There was nothing to be done. "See you later," we said, and carried on, for we knew that the Spider Web would bring us back again to the same place, and we reasoned that the Commander of the submarine would say, "Here she comes, and there she goes," and would come to the surface shortly. There was no use waiting around the vicinity, for before Fritz came up he would search the air with a "sky-scraping" periscope, a periscope with the lenses so arranged that the whole arc of the heavens could be viewed.
Pushing on we sighted the Schouen Bank buoy in the distance through binoculars, and turned north up the Dutch coast. On the next two legs of the patrol, more or less parallel with the shore, we broke out the package of sandwiches and broached the thermos flask, taking this opportunity of having a drop of early lunch. Then after steering various courses as requisite, we again approached the position where the submarine had been first sighted.
She was sighted again three miles on the port bow, fully blown, her engines stopped, and the crew on deck enjoying a breath of fresh air. But now we were near enough to recognise her as of the U-B class, from the one gun mounted close before the conning-tower, the deck sloping down aft to the stern where it was awash, and the net-cutter mounted above the stem.
As we burst on towards the U-boat full out at a height of six hundred feet we could see puffs of smoke coming from the conning-tower.

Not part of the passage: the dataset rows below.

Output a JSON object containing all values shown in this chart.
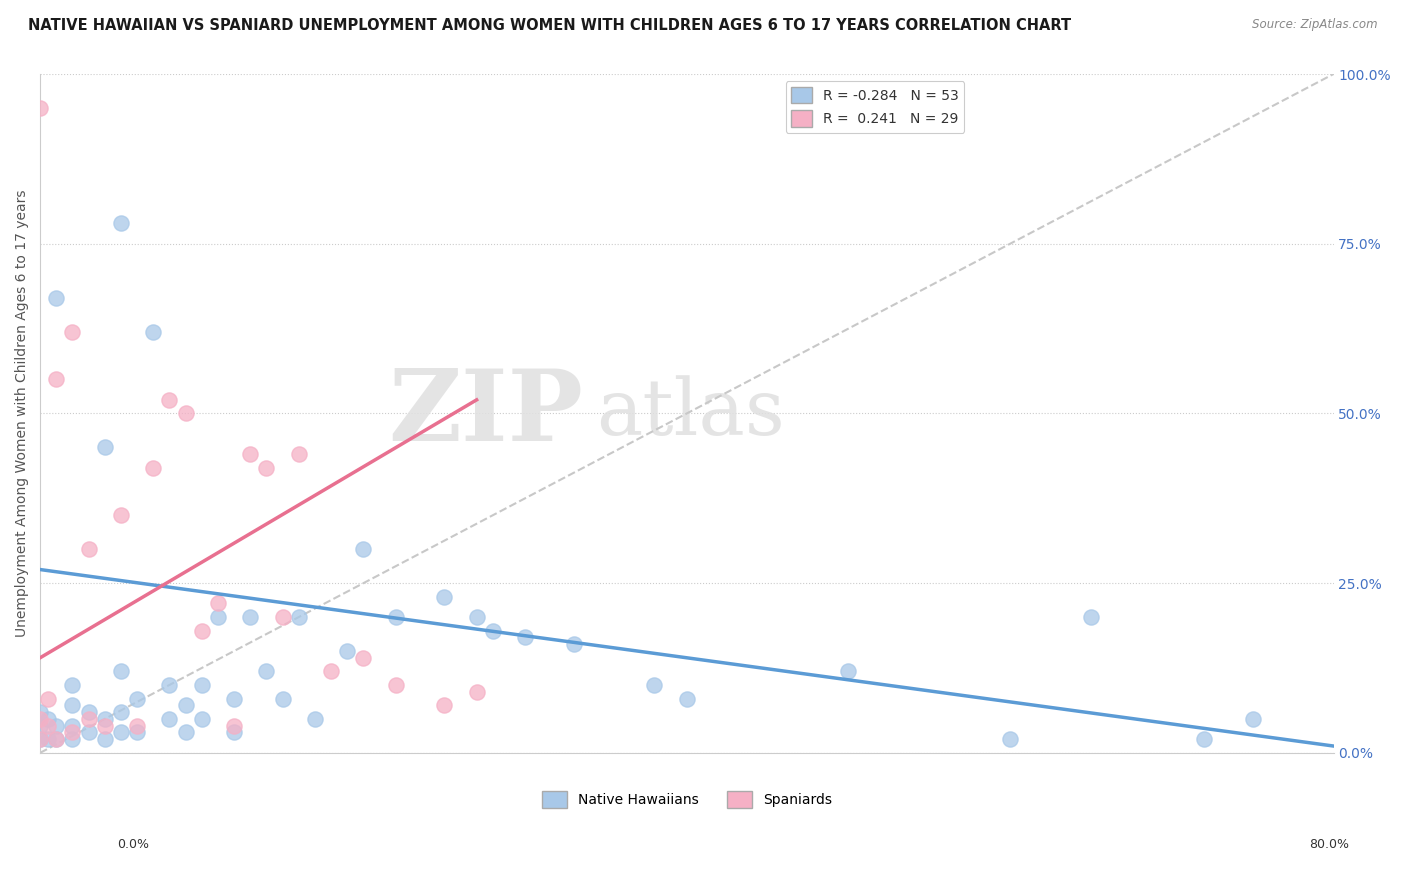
{
  "title": "NATIVE HAWAIIAN VS SPANIARD UNEMPLOYMENT AMONG WOMEN WITH CHILDREN AGES 6 TO 17 YEARS CORRELATION CHART",
  "source": "Source: ZipAtlas.com",
  "ylabel": "Unemployment Among Women with Children Ages 6 to 17 years",
  "legend_labels": [
    "Native Hawaiians",
    "Spaniards"
  ],
  "legend_R": [
    -0.284,
    0.241
  ],
  "legend_N": [
    53,
    29
  ],
  "hawaiian_scatter_color": "#a8c8e8",
  "spaniard_scatter_color": "#f5b0c5",
  "trend_hawaiian_color": "#5b9bd5",
  "trend_spaniard_color": "#e87090",
  "trend_diagonal_color": "#c8c8c8",
  "xlim": [
    0.0,
    0.8
  ],
  "ylim": [
    0.0,
    1.0
  ],
  "right_yticks": [
    0.0,
    0.25,
    0.5,
    0.75,
    1.0
  ],
  "right_ytick_labels": [
    "0.0%",
    "25.0%",
    "50.0%",
    "75.0%",
    "100.0%"
  ],
  "background_color": "#ffffff",
  "hawaiian_trend_start_y": 0.27,
  "hawaiian_trend_end_y": 0.01,
  "spaniard_trend_start_y": 0.14,
  "spaniard_trend_end_y": 0.52,
  "spaniard_trend_end_x": 0.27,
  "hawaiian_x": [
    0.0,
    0.0,
    0.0,
    0.005,
    0.005,
    0.01,
    0.01,
    0.01,
    0.02,
    0.02,
    0.02,
    0.02,
    0.03,
    0.03,
    0.04,
    0.04,
    0.04,
    0.05,
    0.05,
    0.05,
    0.05,
    0.06,
    0.06,
    0.07,
    0.08,
    0.08,
    0.09,
    0.09,
    0.1,
    0.1,
    0.11,
    0.12,
    0.12,
    0.13,
    0.14,
    0.15,
    0.16,
    0.17,
    0.19,
    0.2,
    0.22,
    0.25,
    0.27,
    0.28,
    0.3,
    0.33,
    0.38,
    0.4,
    0.5,
    0.6,
    0.65,
    0.72,
    0.75
  ],
  "hawaiian_y": [
    0.02,
    0.04,
    0.06,
    0.02,
    0.05,
    0.02,
    0.04,
    0.67,
    0.02,
    0.04,
    0.07,
    0.1,
    0.03,
    0.06,
    0.02,
    0.05,
    0.45,
    0.03,
    0.06,
    0.12,
    0.78,
    0.03,
    0.08,
    0.62,
    0.05,
    0.1,
    0.03,
    0.07,
    0.05,
    0.1,
    0.2,
    0.03,
    0.08,
    0.2,
    0.12,
    0.08,
    0.2,
    0.05,
    0.15,
    0.3,
    0.2,
    0.23,
    0.2,
    0.18,
    0.17,
    0.16,
    0.1,
    0.08,
    0.12,
    0.02,
    0.2,
    0.02,
    0.05
  ],
  "spaniard_x": [
    0.0,
    0.0,
    0.0,
    0.005,
    0.005,
    0.01,
    0.01,
    0.02,
    0.02,
    0.03,
    0.03,
    0.04,
    0.05,
    0.06,
    0.07,
    0.08,
    0.09,
    0.1,
    0.11,
    0.12,
    0.13,
    0.14,
    0.15,
    0.16,
    0.18,
    0.2,
    0.22,
    0.25,
    0.27
  ],
  "spaniard_y": [
    0.02,
    0.05,
    0.95,
    0.04,
    0.08,
    0.02,
    0.55,
    0.03,
    0.62,
    0.05,
    0.3,
    0.04,
    0.35,
    0.04,
    0.42,
    0.52,
    0.5,
    0.18,
    0.22,
    0.04,
    0.44,
    0.42,
    0.2,
    0.44,
    0.12,
    0.14,
    0.1,
    0.07,
    0.09
  ]
}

The crew were firing at us with a pom-pom.
And then I lost sight of the submarine.
But Holmes in the front cockpit, with his view unobstructed by the hull of the boat, could still see the submarine and guided me by hand signal.
Keeping my eyes in the boat, watching the cross level to keep on an even keel, the air-speed indicator to keep to a steady speed, and the eloquent hand—for under these circumstances the hand almost seems to talk—to make small adjustments in the course, I waited. For, to do good bomb-dropping the boat must pass on a line vertically over the submarine, on an even keel, and at a constant speed.
As the sights came on Holmes pulled the release-lever, which dropped all the bombs in quick succession, threw up his arm to show that he had done so, and then, leaning far over the side, saw the four bombs travelling forward and downward and burst on a line diagonally across the submarine.
When the dunt of the first explosion shook the flying-boat I heaved her over on one wing-tip, so that I could look down and back, and saw a line of foam completely across the submarine, so closely had the bombs fallen together. And then, getting into a side slip, I had to attend to my flying duties. The engineer saw the submarine heel over to port and disappear with men still on the conning-tower.
At ten o'clock I landed Old '61 on the harbour, and not knowing whether the submarine had been sunk or only damaged, I immediately sent out another boat. An hour later, piloted by Billiken, I again pushed out on patrol, but returned without having seen any signs of the U-boat, having put in during the day nine hours and fifteen minutes in the air.